A flow cytometric study of cell death: failure of some models to correlate with morphological assessment.

Abstract

The balance between cell death and cell proliferation is a significant factor in the growth kinetics of normal and neoplastic tissues. Distinction between the two major forms of cell death, necrosis and apoptosis, is now recognized as important in understanding mechanisms regulating cell survival. A recent approach in the study of apoptosis has been the use of flow cytometry, with some reports indicating that, when stained with propidium iodide (PI), the DNA of apoptotic cells has decreased fluorescence compared with that of viable cells.

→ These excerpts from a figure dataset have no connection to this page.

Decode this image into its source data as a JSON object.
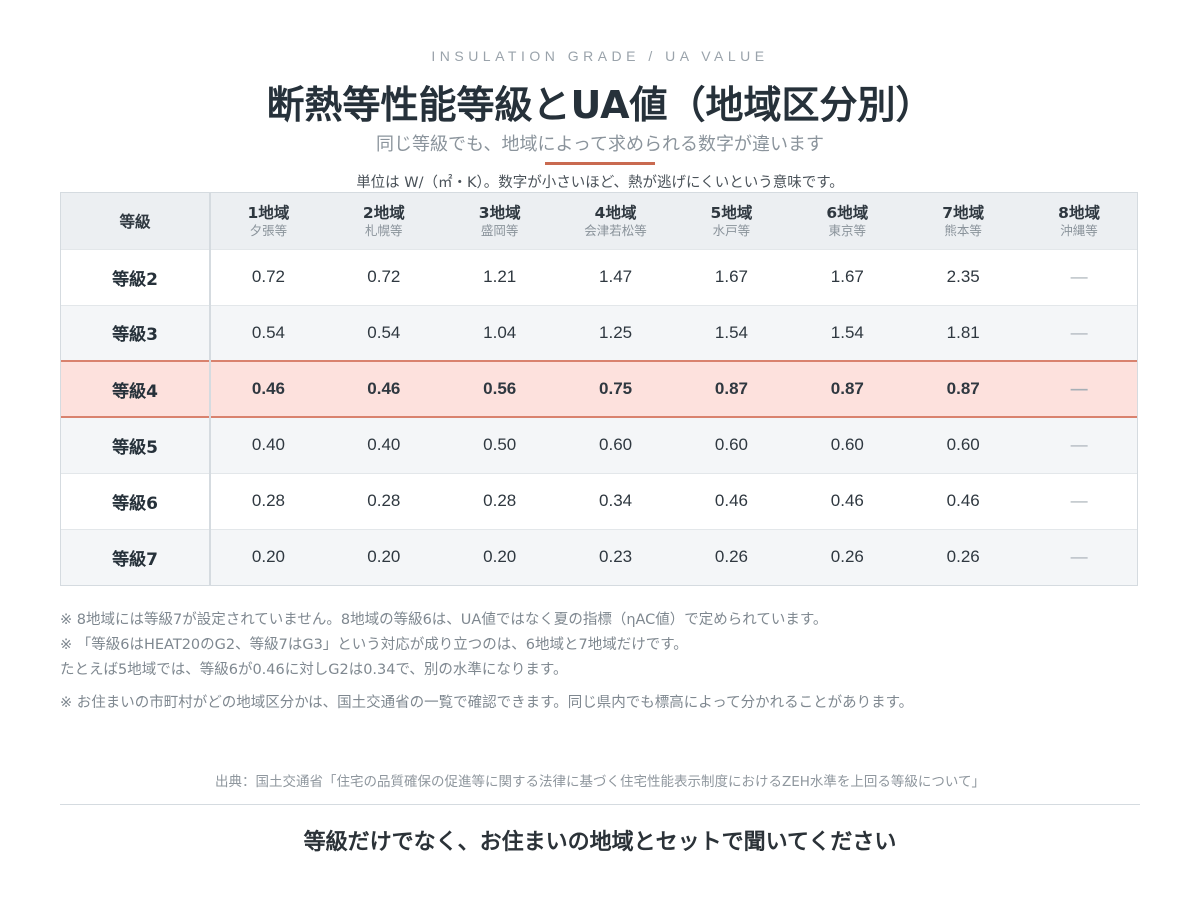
{
  "header": {
    "eyebrow": "INSULATION GRADE / UA VALUE",
    "title": "断熱等性能等級とUA値（地域区分別）",
    "subtitle": "同じ等級でも、地域によって求められる数字が違います",
    "unit_note": "単位は W/（㎡・K）。数字が小さいほど、熱が逃げにくいという意味です。",
    "accent_color": "#c96a50"
  },
  "table": {
    "grade_header": "等級",
    "regions": [
      {
        "name": "1地域",
        "city": "夕張等"
      },
      {
        "name": "2地域",
        "city": "札幌等"
      },
      {
        "name": "3地域",
        "city": "盛岡等"
      },
      {
        "name": "4地域",
        "city": "会津若松等"
      },
      {
        "name": "5地域",
        "city": "水戸等"
      },
      {
        "name": "6地域",
        "city": "東京等"
      },
      {
        "name": "7地域",
        "city": "熊本等"
      },
      {
        "name": "8地域",
        "city": "沖縄等"
      }
    ],
    "rows": [
      {
        "grade": "等級2",
        "values": [
          "0.72",
          "0.72",
          "1.21",
          "1.47",
          "1.67",
          "1.67",
          "2.35",
          "—"
        ],
        "highlight": false
      },
      {
        "grade": "等級3",
        "values": [
          "0.54",
          "0.54",
          "1.04",
          "1.25",
          "1.54",
          "1.54",
          "1.81",
          "—"
        ],
        "highlight": false
      },
      {
        "grade": "等級4",
        "values": [
          "0.46",
          "0.46",
          "0.56",
          "0.75",
          "0.87",
          "0.87",
          "0.87",
          "—"
        ],
        "highlight": true
      },
      {
        "grade": "等級5",
        "values": [
          "0.40",
          "0.40",
          "0.50",
          "0.60",
          "0.60",
          "0.60",
          "0.60",
          "—"
        ],
        "highlight": false
      },
      {
        "grade": "等級6",
        "values": [
          "0.28",
          "0.28",
          "0.28",
          "0.34",
          "0.46",
          "0.46",
          "0.46",
          "—"
        ],
        "highlight": false
      },
      {
        "grade": "等級7",
        "values": [
          "0.20",
          "0.20",
          "0.20",
          "0.23",
          "0.26",
          "0.26",
          "0.26",
          "—"
        ],
        "highlight": false
      }
    ],
    "highlight_color": "#fde1dd"
  },
  "notes": [
    "※ 8地域には等級7が設定されていません。8地域の等級6は、UA値ではなく夏の指標（ηAC値）で定められています。",
    "※ 「等級6はHEAT20のG2、等級7はG3」という対応が成り立つのは、6地域と7地域だけです。",
    "たとえば5地域では、等級6が0.46に対しG2は0.34で、別の水準になります。",
    "※ お住まいの市町村がどの地域区分かは、国土交通省の一覧で確認できます。同じ県内でも標高によって分かれることがあります。"
  ],
  "source": "出典：国土交通省「住宅の品質確保の促進等に関する法律に基づく住宅性能表示制度におけるZEH水準を上回る等級について」",
  "closing": "等級だけでなく、お住まいの地域とセットで聞いてください"
}
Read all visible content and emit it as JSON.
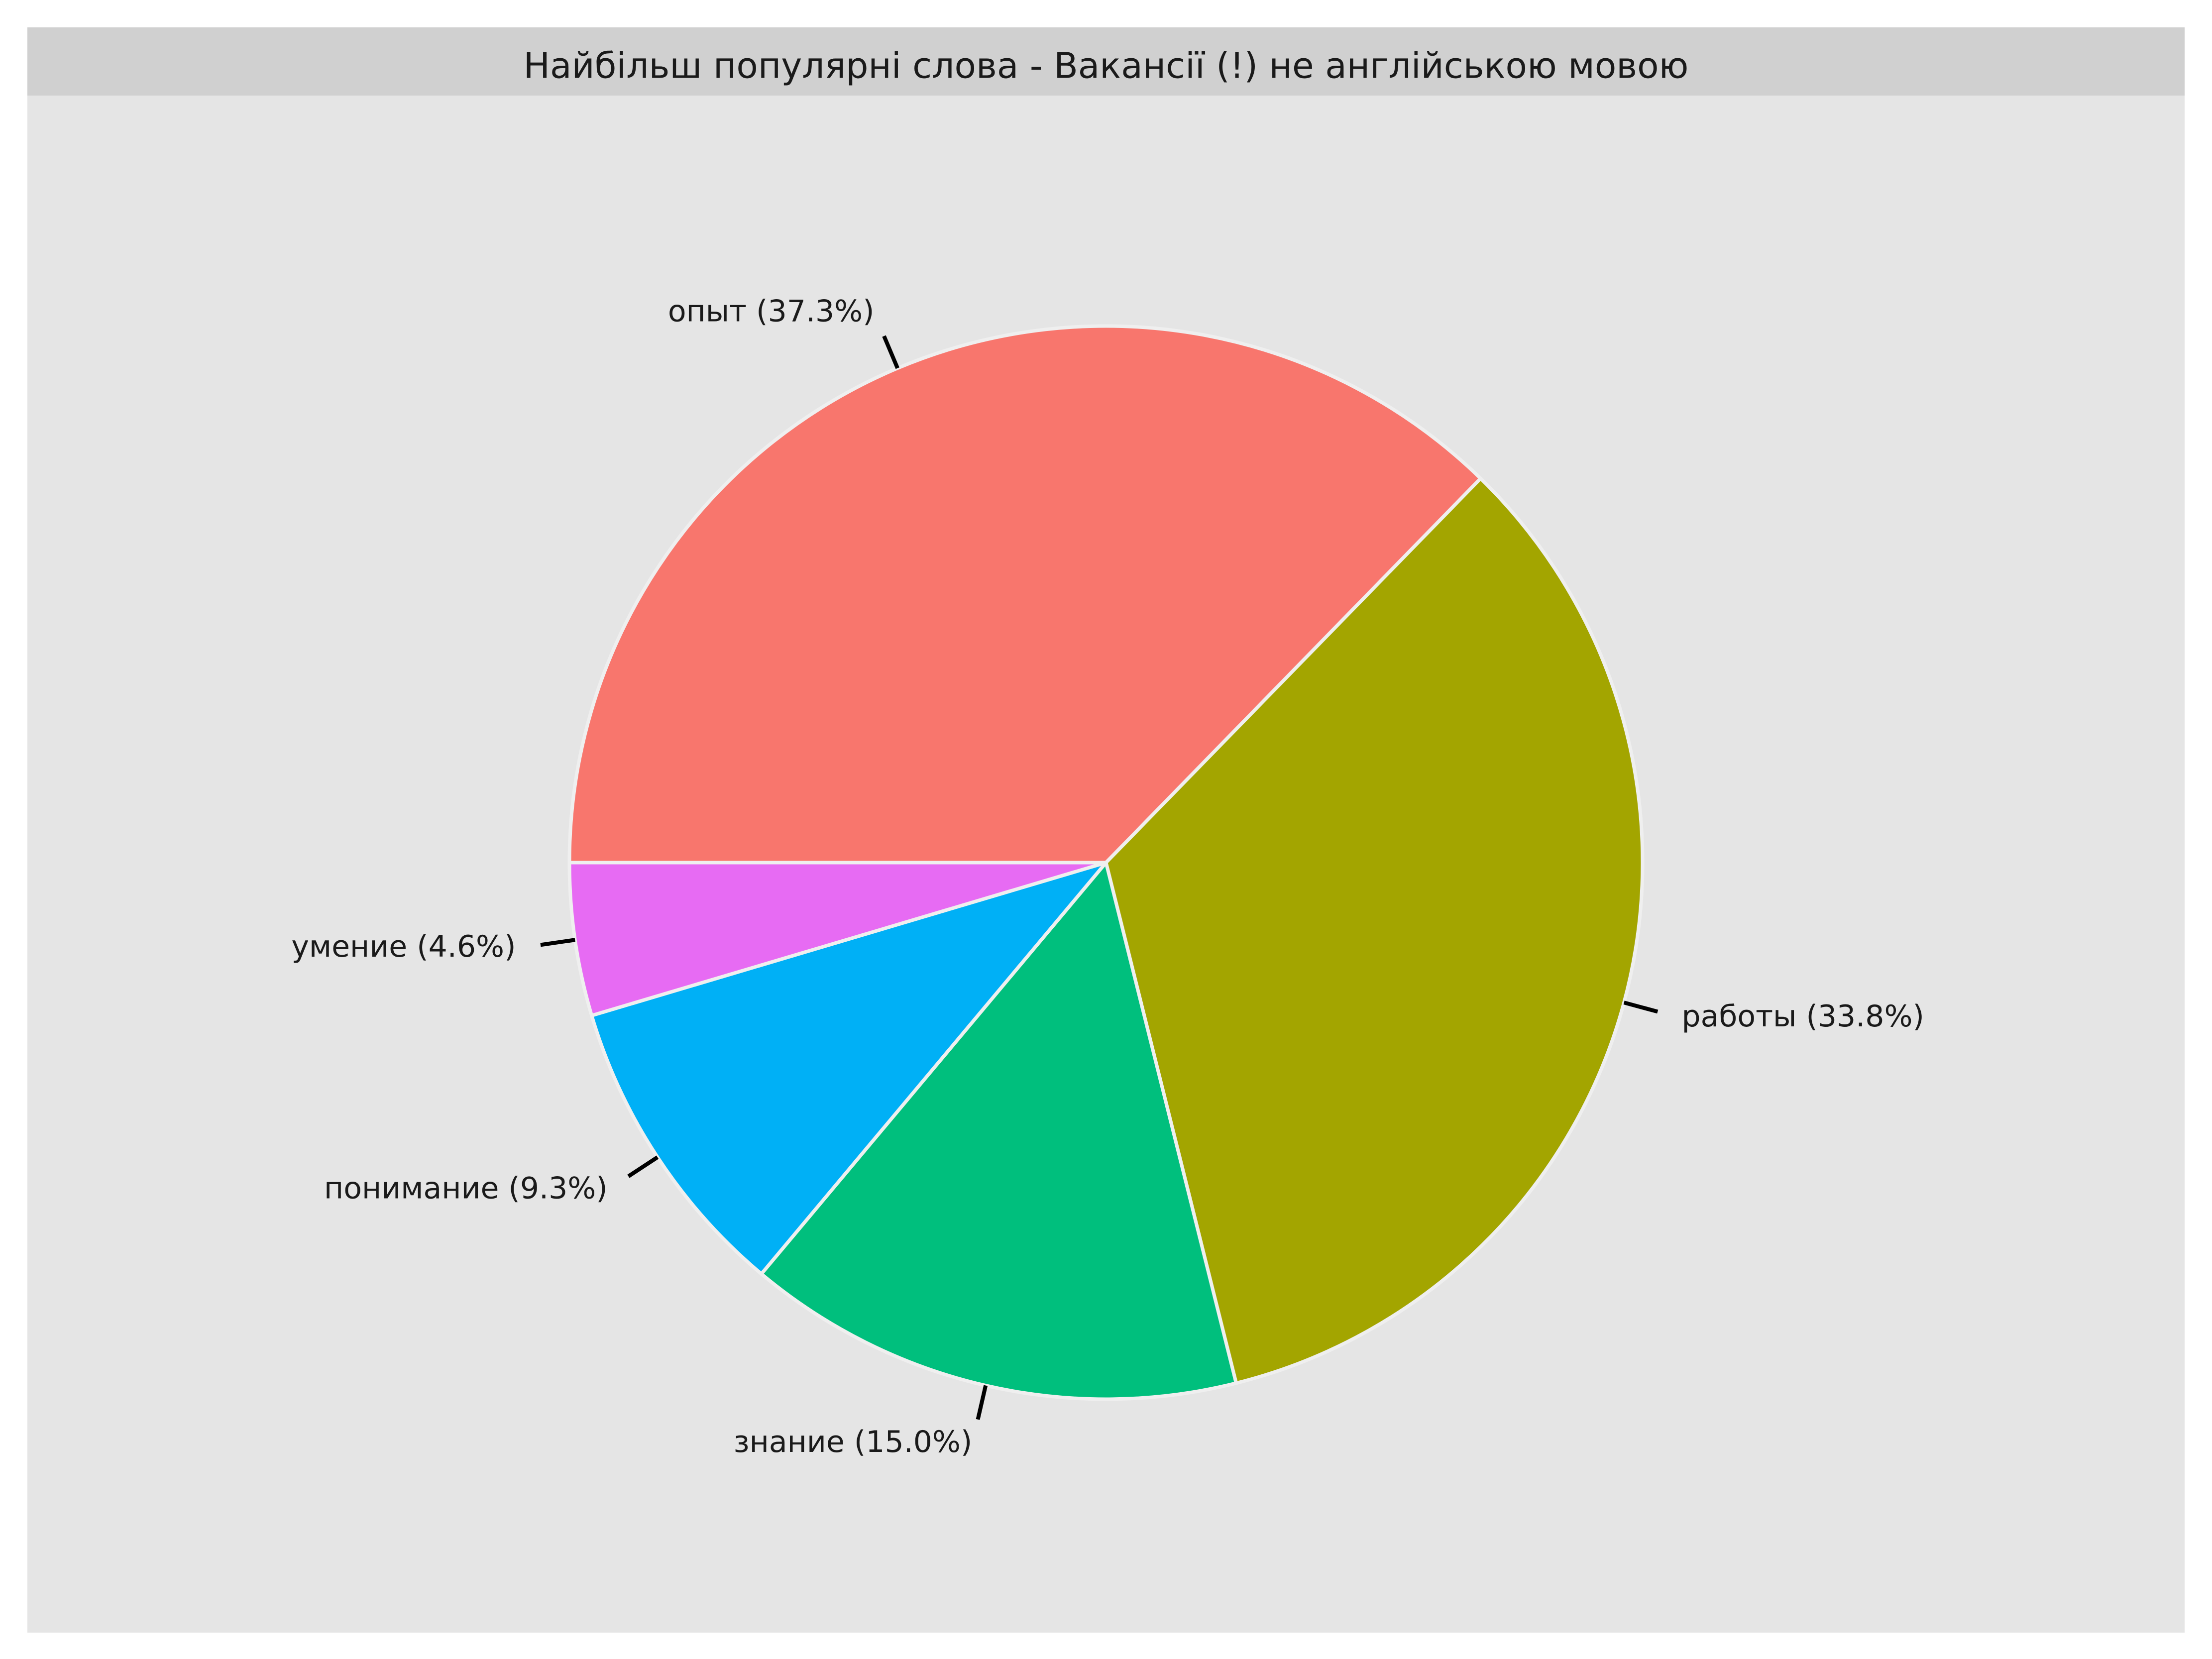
{
  "chart_data": {
    "type": "pie",
    "title": "Найбільш популярні слова - Вакансії (!) не англійською мовою",
    "slices": [
      {
        "label": "опыт",
        "value": 37.3,
        "display": "опыт (37.3%)",
        "color": "#F8766D"
      },
      {
        "label": "работы",
        "value": 33.8,
        "display": "работы (33.8%)",
        "color": "#A3A500"
      },
      {
        "label": "знание",
        "value": 15.0,
        "display": "знание (15.0%)",
        "color": "#00BF7D"
      },
      {
        "label": "понимание",
        "value": 9.3,
        "display": "понимание (9.3%)",
        "color": "#00B0F6"
      },
      {
        "label": "умение",
        "value": 4.6,
        "display": "умение (4.6%)",
        "color": "#E76BF3"
      }
    ],
    "start_angle": "9 o'clock",
    "direction": "clockwise",
    "legend": "none",
    "colors": {
      "panel_background": "#E5E5E5",
      "title_strip": "#D0D0D0",
      "slice_border": "#EFEFEF",
      "leader_line": "#000000"
    }
  }
}
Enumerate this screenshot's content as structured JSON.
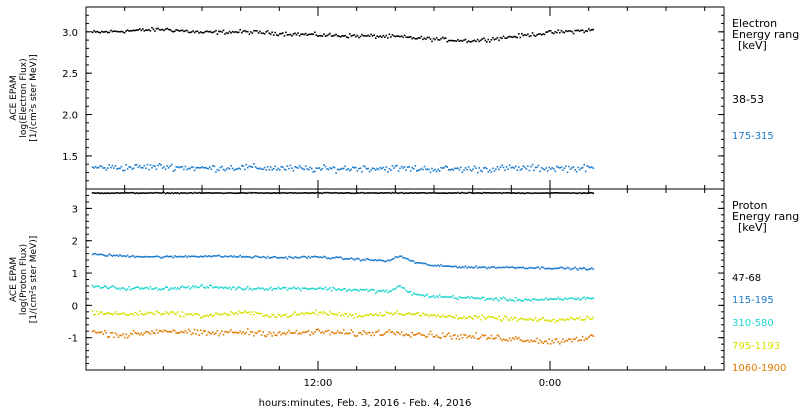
{
  "xaxis": {
    "label": "hours:minutes, Feb.  3, 2016 - Feb.  4, 2016",
    "ticks": [
      {
        "t": 12,
        "label": "12:00"
      },
      {
        "t": 24,
        "label": "0:00"
      }
    ]
  },
  "chart_data": [
    {
      "type": "scatter",
      "panel": "electron",
      "ylabel_lines": [
        "ACE EPAM",
        "log(Electron Flux)",
        "[1/(cm²s ster MeV)]"
      ],
      "ylim": [
        1.1,
        3.3
      ],
      "yticks": [
        {
          "v": 3.0,
          "label": "3.0"
        },
        {
          "v": 2.5,
          "label": "2.5"
        },
        {
          "v": 2.0,
          "label": "2.0"
        },
        {
          "v": 1.5,
          "label": "1.5"
        }
      ],
      "legend_title": [
        "Electron",
        "Energy range",
        "[keV]"
      ],
      "x_range_hours": [
        0,
        33
      ],
      "data_span_hours": [
        0.3,
        26.2
      ],
      "series": [
        {
          "name": "38-53",
          "color": "#000000",
          "x": [
            0.3,
            2,
            4,
            6,
            8,
            10,
            12,
            14,
            16,
            18,
            20,
            22,
            24,
            26.2
          ],
          "y": [
            3.0,
            3.02,
            3.04,
            3.0,
            3.01,
            2.99,
            2.97,
            2.96,
            2.95,
            2.92,
            2.9,
            2.95,
            3.0,
            3.03
          ]
        },
        {
          "name": "175-315",
          "color": "#1a7acc",
          "x": [
            0.3,
            2,
            4,
            6,
            8,
            10,
            12,
            14,
            16,
            18,
            20,
            22,
            24,
            26.2
          ],
          "y": [
            1.37,
            1.37,
            1.38,
            1.36,
            1.37,
            1.36,
            1.35,
            1.36,
            1.36,
            1.35,
            1.35,
            1.36,
            1.36,
            1.36
          ]
        }
      ]
    },
    {
      "type": "scatter",
      "panel": "proton",
      "ylabel_lines": [
        "ACE EPAM",
        "log(Proton Flux)",
        "[1/(cm²s ster MeV)]"
      ],
      "ylim": [
        -2,
        3.6
      ],
      "yticks": [
        {
          "v": 3,
          "label": "3"
        },
        {
          "v": 2,
          "label": "2"
        },
        {
          "v": 1,
          "label": "1"
        },
        {
          "v": 0,
          "label": "0"
        },
        {
          "v": -1,
          "label": "-1"
        }
      ],
      "legend_title": [
        "Proton",
        "Energy range",
        "[keV]"
      ],
      "x_range_hours": [
        0,
        33
      ],
      "data_span_hours": [
        0.3,
        26.2
      ],
      "series": [
        {
          "name": "47-68",
          "color": "#000000",
          "x": [
            0.3,
            2,
            4,
            6,
            8,
            10,
            12,
            14,
            16,
            18,
            20,
            22,
            24,
            26.2
          ],
          "y": [
            3.5,
            3.5,
            3.5,
            3.5,
            3.5,
            3.5,
            3.5,
            3.5,
            3.5,
            3.5,
            3.5,
            3.5,
            3.5,
            3.5
          ]
        },
        {
          "name": "115-195",
          "color": "#1a7acc",
          "x": [
            0.3,
            2,
            4,
            6,
            8,
            10,
            12,
            14,
            15.6,
            16.2,
            17,
            18,
            20,
            22,
            24,
            26.2
          ],
          "y": [
            1.6,
            1.55,
            1.52,
            1.55,
            1.53,
            1.5,
            1.52,
            1.45,
            1.4,
            1.55,
            1.35,
            1.25,
            1.2,
            1.2,
            1.18,
            1.15
          ]
        },
        {
          "name": "310-580",
          "color": "#1fd6cf",
          "x": [
            0.3,
            2,
            4,
            6,
            8,
            10,
            12,
            14,
            15.6,
            16.2,
            17,
            18,
            20,
            22,
            24,
            26.2
          ],
          "y": [
            0.6,
            0.55,
            0.55,
            0.6,
            0.55,
            0.55,
            0.55,
            0.5,
            0.45,
            0.6,
            0.35,
            0.3,
            0.25,
            0.2,
            0.2,
            0.25
          ]
        },
        {
          "name": "795-1193",
          "color": "#d6e000",
          "x": [
            0.3,
            2,
            4,
            6,
            8,
            10,
            12,
            14,
            16,
            18,
            20,
            22,
            24,
            26.2
          ],
          "y": [
            -0.2,
            -0.25,
            -0.2,
            -0.3,
            -0.2,
            -0.3,
            -0.2,
            -0.3,
            -0.2,
            -0.3,
            -0.35,
            -0.4,
            -0.45,
            -0.35
          ]
        },
        {
          "name": "1060-1900",
          "color": "#e07a00",
          "x": [
            0.3,
            2,
            4,
            6,
            8,
            10,
            12,
            14,
            16,
            18,
            20,
            22,
            24,
            26.2
          ],
          "y": [
            -0.8,
            -0.9,
            -0.75,
            -0.85,
            -0.8,
            -0.85,
            -0.8,
            -0.85,
            -0.8,
            -0.9,
            -0.95,
            -1.0,
            -1.1,
            -0.95
          ]
        }
      ]
    }
  ]
}
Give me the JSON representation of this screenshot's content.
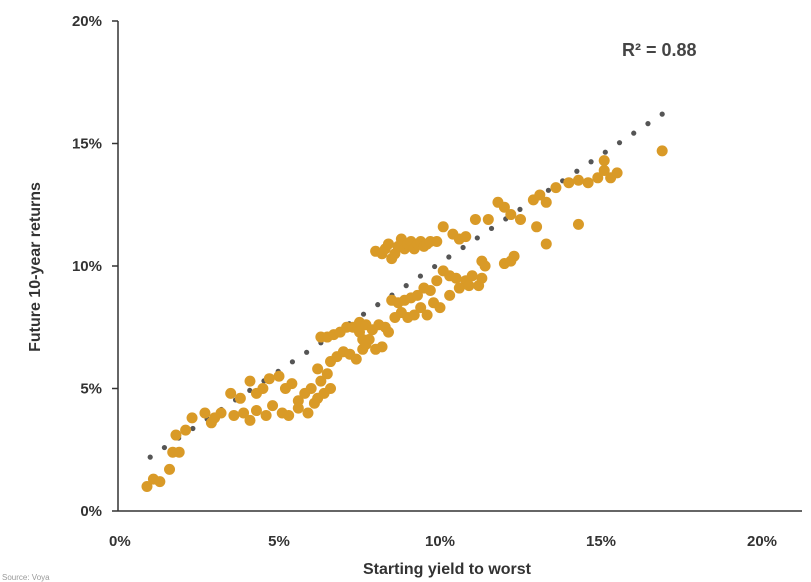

In this study, we investigated a flow cytometric procedure which used the simultaneous analysis of DNA content and 90 degrees light scatter (90LS). Significant differences in the PI staining pattern and a shift in 90LS were observed when apoptotic death occurred at different stages of the cell cycle. Importantly, such differences only allowed accurate quantification of apoptosis when it occurred in G1. While necrosis could be distinguished from apoptosis when examined during its early stages, a similar staining pattern to that found with apoptosis was observed when necrosis was examined during its latter stages. The results indicate that the measurement of DNA staining cannot be exclusively relied upon to detect apoptosis occurring in all models. However it is useful in the investigation of this process when the death occurs in G1, in that the method offers a rapid means for quantification.